Mahkamah Agung Harus Perbaiki Manajemen Perkara

Nur/Cah/P-5
30/4/2016 07:20
Mahkamah Agung Harus Perbaiki Manajemen Perkara
(ANTARA/Rosa Panggabean)

KOMISIONER Komisi Yudisial (KY) Farid Wajdi menyayangkan minutasi perkara di Mahkamah Agung (MA) diwarnai dengan praktik mafia peradilan.

Ia mendesak MA segera memperbaiki manajemen perkara.

"Iya, manajemen MA harus diperbaiki," ujarnya di Jakarta, kemarin.

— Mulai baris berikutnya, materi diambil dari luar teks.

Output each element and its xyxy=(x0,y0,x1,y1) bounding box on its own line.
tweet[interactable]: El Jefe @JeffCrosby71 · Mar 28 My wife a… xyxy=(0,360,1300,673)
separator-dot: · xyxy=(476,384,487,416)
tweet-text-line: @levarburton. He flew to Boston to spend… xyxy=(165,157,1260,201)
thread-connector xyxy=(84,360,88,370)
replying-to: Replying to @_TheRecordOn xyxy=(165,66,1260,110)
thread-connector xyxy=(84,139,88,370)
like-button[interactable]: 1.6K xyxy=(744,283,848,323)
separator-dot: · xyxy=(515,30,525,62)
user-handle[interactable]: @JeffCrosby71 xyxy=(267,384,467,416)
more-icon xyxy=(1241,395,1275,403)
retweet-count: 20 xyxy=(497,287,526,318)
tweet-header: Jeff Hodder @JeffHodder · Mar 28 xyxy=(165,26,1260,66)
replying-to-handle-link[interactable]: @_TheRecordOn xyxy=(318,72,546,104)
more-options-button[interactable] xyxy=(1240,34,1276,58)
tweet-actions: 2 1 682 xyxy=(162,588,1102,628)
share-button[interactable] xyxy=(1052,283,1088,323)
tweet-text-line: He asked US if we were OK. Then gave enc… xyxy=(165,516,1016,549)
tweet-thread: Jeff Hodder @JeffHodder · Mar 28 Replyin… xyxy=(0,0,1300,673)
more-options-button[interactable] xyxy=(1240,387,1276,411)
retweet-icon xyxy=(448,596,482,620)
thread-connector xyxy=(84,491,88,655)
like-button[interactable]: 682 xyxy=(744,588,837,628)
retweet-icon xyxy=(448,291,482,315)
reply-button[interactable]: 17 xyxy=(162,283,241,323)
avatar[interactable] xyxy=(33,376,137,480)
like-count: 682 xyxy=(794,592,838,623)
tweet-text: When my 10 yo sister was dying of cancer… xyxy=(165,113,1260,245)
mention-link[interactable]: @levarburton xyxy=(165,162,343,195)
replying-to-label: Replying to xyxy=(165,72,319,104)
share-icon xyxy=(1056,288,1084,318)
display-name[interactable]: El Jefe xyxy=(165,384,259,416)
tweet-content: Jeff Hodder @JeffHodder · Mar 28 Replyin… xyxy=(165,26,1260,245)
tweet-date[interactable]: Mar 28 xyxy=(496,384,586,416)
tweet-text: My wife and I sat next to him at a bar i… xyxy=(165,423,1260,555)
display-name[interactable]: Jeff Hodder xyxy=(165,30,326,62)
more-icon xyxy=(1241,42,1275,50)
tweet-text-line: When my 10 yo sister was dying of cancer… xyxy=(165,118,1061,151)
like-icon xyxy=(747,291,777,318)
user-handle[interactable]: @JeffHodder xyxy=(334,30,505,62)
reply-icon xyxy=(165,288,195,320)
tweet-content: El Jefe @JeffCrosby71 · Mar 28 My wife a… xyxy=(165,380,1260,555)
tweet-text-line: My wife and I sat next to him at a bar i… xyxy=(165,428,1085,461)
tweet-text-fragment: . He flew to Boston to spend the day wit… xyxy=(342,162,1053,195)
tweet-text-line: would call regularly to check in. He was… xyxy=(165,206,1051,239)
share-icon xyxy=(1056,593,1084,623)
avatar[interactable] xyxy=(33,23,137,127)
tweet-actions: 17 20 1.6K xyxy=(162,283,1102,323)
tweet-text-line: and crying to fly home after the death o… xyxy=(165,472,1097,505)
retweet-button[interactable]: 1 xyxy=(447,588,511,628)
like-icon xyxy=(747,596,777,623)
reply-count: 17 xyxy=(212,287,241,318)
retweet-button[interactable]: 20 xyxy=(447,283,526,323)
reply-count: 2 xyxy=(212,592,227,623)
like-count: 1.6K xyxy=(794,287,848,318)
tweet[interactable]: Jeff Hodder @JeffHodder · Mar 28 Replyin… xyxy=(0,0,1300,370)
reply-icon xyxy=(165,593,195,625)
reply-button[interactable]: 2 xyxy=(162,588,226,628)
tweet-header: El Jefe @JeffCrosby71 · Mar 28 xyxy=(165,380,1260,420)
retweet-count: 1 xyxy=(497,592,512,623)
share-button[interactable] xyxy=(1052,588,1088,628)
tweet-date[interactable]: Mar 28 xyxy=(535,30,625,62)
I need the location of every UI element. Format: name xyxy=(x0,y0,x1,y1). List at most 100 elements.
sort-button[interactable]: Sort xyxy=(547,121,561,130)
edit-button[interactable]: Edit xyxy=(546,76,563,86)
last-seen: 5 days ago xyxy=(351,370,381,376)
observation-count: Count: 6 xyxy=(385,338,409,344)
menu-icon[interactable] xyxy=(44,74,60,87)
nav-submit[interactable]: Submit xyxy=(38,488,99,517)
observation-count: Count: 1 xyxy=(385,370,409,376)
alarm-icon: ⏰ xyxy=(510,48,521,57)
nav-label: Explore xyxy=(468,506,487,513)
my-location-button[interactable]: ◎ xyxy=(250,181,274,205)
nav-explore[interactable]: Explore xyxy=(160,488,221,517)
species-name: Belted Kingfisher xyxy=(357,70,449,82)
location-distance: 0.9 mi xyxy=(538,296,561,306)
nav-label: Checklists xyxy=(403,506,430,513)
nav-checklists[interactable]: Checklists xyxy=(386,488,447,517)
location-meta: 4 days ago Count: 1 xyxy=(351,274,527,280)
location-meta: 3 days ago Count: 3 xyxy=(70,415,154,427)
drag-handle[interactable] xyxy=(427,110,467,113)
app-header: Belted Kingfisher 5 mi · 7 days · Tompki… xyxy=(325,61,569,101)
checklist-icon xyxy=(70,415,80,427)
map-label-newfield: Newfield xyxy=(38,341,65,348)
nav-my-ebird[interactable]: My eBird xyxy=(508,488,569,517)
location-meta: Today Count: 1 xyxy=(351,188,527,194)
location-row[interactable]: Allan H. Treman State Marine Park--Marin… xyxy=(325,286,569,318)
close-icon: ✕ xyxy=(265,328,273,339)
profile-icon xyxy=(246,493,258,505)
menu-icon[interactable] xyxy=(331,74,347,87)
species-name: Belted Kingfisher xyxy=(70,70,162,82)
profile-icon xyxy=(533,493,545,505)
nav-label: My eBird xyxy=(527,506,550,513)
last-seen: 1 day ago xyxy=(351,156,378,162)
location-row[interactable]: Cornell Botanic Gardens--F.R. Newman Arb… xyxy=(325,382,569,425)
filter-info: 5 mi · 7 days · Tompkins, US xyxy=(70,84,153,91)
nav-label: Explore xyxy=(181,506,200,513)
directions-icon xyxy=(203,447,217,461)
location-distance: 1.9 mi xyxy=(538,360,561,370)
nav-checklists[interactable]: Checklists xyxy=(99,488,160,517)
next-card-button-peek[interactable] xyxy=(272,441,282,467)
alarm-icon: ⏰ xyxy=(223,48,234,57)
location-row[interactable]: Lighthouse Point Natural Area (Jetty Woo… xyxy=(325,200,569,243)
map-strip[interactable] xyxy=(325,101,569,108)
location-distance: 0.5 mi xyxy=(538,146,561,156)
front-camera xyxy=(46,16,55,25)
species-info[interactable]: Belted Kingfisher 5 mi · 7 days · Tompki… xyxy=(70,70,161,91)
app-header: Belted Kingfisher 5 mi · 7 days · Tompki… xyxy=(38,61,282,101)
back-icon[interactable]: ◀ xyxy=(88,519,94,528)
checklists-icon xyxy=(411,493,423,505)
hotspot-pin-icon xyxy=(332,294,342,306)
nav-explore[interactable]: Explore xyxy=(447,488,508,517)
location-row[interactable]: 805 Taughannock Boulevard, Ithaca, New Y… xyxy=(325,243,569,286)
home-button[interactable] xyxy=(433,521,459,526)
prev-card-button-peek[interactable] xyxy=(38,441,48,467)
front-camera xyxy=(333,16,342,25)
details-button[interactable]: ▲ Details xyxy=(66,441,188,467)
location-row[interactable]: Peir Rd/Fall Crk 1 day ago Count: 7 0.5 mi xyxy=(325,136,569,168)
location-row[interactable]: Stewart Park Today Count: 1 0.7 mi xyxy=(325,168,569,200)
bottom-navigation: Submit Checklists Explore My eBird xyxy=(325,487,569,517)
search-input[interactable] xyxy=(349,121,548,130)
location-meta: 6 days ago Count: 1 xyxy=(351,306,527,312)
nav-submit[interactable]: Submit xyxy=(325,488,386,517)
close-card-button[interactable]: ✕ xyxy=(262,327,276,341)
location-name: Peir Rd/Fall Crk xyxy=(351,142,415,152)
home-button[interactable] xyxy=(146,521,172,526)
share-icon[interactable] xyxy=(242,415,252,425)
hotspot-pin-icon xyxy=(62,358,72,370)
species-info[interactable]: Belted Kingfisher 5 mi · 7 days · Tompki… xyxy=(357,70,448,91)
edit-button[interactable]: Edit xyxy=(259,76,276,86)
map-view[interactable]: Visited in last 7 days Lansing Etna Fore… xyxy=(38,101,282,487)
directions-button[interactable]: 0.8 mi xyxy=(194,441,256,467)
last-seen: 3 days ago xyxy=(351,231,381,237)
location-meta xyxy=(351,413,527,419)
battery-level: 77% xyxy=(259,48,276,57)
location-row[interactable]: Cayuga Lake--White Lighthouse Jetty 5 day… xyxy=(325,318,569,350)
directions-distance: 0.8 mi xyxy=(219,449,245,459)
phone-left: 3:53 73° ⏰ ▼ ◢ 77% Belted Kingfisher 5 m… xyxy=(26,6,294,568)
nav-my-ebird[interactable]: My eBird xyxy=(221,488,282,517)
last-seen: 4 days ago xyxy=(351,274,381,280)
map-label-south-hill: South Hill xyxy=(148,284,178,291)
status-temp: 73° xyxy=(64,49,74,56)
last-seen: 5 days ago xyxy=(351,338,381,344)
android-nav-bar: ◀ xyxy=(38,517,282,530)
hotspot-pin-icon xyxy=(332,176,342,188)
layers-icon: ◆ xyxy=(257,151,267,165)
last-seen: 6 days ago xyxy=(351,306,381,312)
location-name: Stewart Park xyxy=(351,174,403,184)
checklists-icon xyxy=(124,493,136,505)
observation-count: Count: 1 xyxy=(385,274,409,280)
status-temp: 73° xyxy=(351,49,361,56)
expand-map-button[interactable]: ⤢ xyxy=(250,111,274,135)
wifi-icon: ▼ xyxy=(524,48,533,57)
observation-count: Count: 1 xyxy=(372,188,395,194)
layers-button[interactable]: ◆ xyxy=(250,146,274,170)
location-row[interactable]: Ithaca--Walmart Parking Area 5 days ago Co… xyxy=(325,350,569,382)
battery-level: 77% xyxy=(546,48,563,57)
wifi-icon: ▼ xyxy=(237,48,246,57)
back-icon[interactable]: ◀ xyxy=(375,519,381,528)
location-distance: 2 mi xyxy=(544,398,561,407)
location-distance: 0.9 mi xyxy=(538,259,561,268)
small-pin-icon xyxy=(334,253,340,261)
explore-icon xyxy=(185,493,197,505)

Minutasi ialah proses yang dilakukan panitera pengadilan dalam menyelesaikan administrasi meliputi pengetikan, pembundelan, dan pengesahan suatu perkara.

Pada praktiknya, minutasi kerap diwarnai dengan aksi mafia.

Misalnya, penundaan sa-linan putusan, percepatan salinan putusan, atau bahkan penghilangan salinan putusan.

Penangkapan panitera Pengadilan Negeri Jakarta Pusat, Edy Nasution, Rabu (20/4) lalu, oleh KPK membuktikan adanya praktik tersebut.

Edy terjaring melalui operasi tangkap tangan yang berawal dari gugatan peninjauan kembali perkara perdata Lippo Group melawan Astro.

Sekjen MA diduga terlibat dalam kasus tersebut.

"Hakim dalam banyak hal bersifat pasif, yang paling banyak mafianya aparatur nonhakim. Asumsinya hakim tidak berani lagi bermain dengan uang," lanjut Farid.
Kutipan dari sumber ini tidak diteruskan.